IT consulting specialist Globant (GLOB -1.34%) was an obvious beneficiary of the digital workplace trend in 2020, as major clients tapped the company to help navigate an extremely difficult year altered by the pandemic. The company's shares rose 105% last year as it posted vigorous year-over-year top-line expansion of 22% and an operating margin of nearly 10% in the first three reported quarters of 2020.

Globant now trades at 11 times forward-one-year sales, pushing its stock into slightly pricey territory compared to its publicly traded IT consulting peers, which generally tend to trade at price-to-sales ratios of between two and 10. In 2021, I'm focused on Globant's professional headcount as a primary indicator that it can continue to justify its premium. 

A business professional uses a headset on a video call.

Image source: Getty Images.

Globers galore

The company refers to its employees as "Globers," and its IT professionals form the portion of the employee base that drives revenue growth. These professionals provide on- and off-premise consulting, while also spurring internal innovation within Globant's "studios," i.e., specific consulting services areas under the digital transformation banner. At the end of the third quarter of 2020, the company reported a total headcount of 14,340 Globers, of which 13,436, or roughly 94%, were innovation, technology, and design professionals.

Like its competitors in the technology consulting space, Globant was forced to strike a balance between utilization and headcount growth in 2020. In the spring of 2020, at the height of COVID-19 uncertainty, Globant saw its utilization begin to taper off. Given the costs of having skilled IT consultants sitting around idle, the company curbed its pace of new employee additions. In the second quarter, after factoring in normal attrition, the total number of IT professionals on Globant's payroll actually decreased by 1.5% sequentially over the first quarter. 

The slack in utilization turned out to be temporary, as Globant's largest clients resumed their appetite for services. Globant has a client concentration that poses both a business risk and an opportunity: Its top 10 customers represent about 45% of total revenue. Despite this concentration risk, the close relationships with a handful of top-tier clients like Walt Disney and Alphabet's Google helped Globant maintain a growth trajectory during the pandemic, as I discussed in more detail last year.

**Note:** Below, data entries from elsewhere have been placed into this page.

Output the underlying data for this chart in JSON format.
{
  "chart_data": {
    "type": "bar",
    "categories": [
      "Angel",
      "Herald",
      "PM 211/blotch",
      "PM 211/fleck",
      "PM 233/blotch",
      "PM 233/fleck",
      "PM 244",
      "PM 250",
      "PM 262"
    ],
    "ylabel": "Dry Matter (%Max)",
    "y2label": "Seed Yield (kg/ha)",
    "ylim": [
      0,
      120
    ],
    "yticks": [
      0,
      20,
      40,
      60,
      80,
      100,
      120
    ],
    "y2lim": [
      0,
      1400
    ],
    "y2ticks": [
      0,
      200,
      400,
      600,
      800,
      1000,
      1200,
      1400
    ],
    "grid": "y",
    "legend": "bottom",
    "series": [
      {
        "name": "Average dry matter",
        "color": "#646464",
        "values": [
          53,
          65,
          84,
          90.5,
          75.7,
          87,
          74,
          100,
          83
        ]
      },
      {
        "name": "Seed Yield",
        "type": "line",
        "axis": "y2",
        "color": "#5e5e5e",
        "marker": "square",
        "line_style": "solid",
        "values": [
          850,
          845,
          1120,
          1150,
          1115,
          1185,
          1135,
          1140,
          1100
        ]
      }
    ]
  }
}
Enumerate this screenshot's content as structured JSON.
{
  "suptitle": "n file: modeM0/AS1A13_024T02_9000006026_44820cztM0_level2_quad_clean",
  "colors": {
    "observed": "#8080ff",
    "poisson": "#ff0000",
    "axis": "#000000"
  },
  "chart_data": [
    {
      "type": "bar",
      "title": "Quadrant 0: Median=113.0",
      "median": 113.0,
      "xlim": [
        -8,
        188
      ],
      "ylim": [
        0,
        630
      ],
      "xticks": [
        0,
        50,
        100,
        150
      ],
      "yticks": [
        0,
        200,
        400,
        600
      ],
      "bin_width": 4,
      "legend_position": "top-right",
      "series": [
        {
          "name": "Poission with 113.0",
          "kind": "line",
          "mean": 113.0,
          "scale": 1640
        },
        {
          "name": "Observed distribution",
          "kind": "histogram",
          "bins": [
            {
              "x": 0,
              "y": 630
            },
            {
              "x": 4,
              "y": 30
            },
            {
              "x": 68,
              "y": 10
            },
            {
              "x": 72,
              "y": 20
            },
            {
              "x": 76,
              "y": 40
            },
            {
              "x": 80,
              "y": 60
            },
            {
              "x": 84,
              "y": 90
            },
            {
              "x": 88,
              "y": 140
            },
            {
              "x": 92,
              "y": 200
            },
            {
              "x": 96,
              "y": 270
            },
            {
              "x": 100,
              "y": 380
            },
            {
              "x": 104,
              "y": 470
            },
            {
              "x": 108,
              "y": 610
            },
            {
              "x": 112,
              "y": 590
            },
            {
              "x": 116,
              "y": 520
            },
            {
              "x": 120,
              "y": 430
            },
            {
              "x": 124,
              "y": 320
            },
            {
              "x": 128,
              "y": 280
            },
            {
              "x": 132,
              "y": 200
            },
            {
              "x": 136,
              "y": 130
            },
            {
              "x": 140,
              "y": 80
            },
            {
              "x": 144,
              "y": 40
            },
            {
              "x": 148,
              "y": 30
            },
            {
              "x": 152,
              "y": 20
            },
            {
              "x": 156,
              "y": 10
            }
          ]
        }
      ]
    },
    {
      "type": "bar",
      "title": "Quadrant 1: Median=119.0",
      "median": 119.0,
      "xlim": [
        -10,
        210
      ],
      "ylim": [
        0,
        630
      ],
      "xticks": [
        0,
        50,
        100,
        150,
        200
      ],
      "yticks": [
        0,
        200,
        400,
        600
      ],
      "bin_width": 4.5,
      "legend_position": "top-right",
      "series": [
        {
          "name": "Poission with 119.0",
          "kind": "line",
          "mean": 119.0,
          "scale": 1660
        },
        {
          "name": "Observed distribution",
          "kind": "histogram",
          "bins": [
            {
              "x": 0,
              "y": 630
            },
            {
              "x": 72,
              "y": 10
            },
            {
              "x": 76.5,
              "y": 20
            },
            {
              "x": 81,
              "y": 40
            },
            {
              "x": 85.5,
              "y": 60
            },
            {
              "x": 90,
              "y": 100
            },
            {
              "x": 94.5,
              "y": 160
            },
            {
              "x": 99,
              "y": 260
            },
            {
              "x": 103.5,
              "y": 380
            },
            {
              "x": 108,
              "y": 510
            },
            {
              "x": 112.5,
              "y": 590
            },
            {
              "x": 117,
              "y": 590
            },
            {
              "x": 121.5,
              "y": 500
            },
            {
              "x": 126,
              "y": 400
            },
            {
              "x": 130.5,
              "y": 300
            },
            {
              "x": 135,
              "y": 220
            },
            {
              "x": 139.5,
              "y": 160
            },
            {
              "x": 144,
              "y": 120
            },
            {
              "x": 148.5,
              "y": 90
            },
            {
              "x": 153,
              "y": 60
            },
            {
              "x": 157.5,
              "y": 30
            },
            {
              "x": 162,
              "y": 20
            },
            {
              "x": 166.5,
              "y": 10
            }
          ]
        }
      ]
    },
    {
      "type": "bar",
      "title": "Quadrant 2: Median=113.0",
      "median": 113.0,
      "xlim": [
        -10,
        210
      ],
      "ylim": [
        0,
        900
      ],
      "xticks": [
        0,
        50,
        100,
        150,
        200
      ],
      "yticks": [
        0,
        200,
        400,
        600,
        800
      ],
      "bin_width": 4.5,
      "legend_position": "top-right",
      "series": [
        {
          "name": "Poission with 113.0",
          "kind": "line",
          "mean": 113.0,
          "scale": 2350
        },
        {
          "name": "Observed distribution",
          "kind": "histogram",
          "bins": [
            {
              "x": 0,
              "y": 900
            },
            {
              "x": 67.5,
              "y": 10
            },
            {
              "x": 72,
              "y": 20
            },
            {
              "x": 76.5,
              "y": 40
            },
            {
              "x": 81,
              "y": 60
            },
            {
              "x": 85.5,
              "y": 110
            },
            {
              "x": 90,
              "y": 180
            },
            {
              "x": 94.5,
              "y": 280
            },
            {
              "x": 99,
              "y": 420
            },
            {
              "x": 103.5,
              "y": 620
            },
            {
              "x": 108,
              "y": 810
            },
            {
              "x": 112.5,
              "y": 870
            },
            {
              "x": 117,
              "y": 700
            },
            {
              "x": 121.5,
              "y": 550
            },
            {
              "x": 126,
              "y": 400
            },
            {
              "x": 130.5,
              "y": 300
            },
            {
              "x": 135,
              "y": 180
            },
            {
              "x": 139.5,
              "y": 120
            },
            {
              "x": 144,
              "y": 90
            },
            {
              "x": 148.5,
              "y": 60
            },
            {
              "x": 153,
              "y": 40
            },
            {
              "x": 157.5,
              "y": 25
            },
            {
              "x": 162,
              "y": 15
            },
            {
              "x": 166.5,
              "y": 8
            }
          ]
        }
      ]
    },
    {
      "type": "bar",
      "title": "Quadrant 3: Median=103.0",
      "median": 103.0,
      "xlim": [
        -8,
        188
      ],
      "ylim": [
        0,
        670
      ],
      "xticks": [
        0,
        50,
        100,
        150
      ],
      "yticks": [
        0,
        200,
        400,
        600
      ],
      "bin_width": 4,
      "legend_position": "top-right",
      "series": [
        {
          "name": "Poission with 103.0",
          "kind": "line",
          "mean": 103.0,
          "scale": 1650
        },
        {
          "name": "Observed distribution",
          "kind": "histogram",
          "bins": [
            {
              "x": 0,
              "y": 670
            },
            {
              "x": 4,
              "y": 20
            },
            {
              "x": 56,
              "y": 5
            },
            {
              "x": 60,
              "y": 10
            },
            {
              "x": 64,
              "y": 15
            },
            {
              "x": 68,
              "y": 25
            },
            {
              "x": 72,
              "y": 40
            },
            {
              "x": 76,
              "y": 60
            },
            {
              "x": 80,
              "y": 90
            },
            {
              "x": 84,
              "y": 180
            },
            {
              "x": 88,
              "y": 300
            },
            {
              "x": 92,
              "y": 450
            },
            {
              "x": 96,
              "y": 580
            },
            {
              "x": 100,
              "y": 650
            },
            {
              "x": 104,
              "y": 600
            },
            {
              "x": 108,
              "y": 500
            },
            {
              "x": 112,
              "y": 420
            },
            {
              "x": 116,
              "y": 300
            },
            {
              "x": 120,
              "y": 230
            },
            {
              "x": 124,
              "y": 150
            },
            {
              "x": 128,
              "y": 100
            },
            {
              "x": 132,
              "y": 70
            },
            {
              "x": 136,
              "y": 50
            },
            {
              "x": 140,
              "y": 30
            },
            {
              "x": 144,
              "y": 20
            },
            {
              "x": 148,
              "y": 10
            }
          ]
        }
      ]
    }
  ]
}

By the third quarter, Globant had managed "a solid return to pre-pandemic levels of employee additions." The company has resumed what translates into a dependable equation: Its sales potential is tied to its capacity. Long-term demand is fairly stable among its client base, and it's also aggressively adding new consulting relationships to its book of business. In other words, the more IT professionals Globant hires, the more demand it's able to meet.

Two related items to watch

For investors who plan to watch expansion in Globant's IT professionals count this year, it's important to also keep track of the company's attrition rate, which offsets new hires. Globant will shoot to keep its attrition rate, which has recently averaged between 12% and 14%, in check. While this may sound like a high amount of employee turnover, it's actually an admirable level to maintain, as industrywide IT consulting attrition rates tend to average between 15% and 25%. 

Shareholders will also look for Globant to continue a stream of steady, bolt-on acquisitions. The company primarily grows its workforce organically, with dedicated investment in recruiting, but it supplements hiring with frequent strategic acquisitions of smaller consulting organizations in promising vertical sectors. 

For example, the organization acquired life sciences-focused consulting firm gA in August 2020, and Spain-headquartered Bluecap, a consultancy aimed at the global financial services sector, in mid-December. Between the two transactions, Globant added 1,260 IT consultants to its roster in 2020.

Here's a final statistic to ponder: In the third quarter of 2020, Globant's revenue grew 21% year over year, while total IT professionals on board increased at a rate of 28% over the same period. Clearly, the company's top line is tied to professional consultant capacity that can be deployed to clients. As long as Globant can beef up its professional staff through aggressive recruitment and strategic acquisitions, it has a lever to maintain the growth profile that's rewarded shareholders handsomely to date.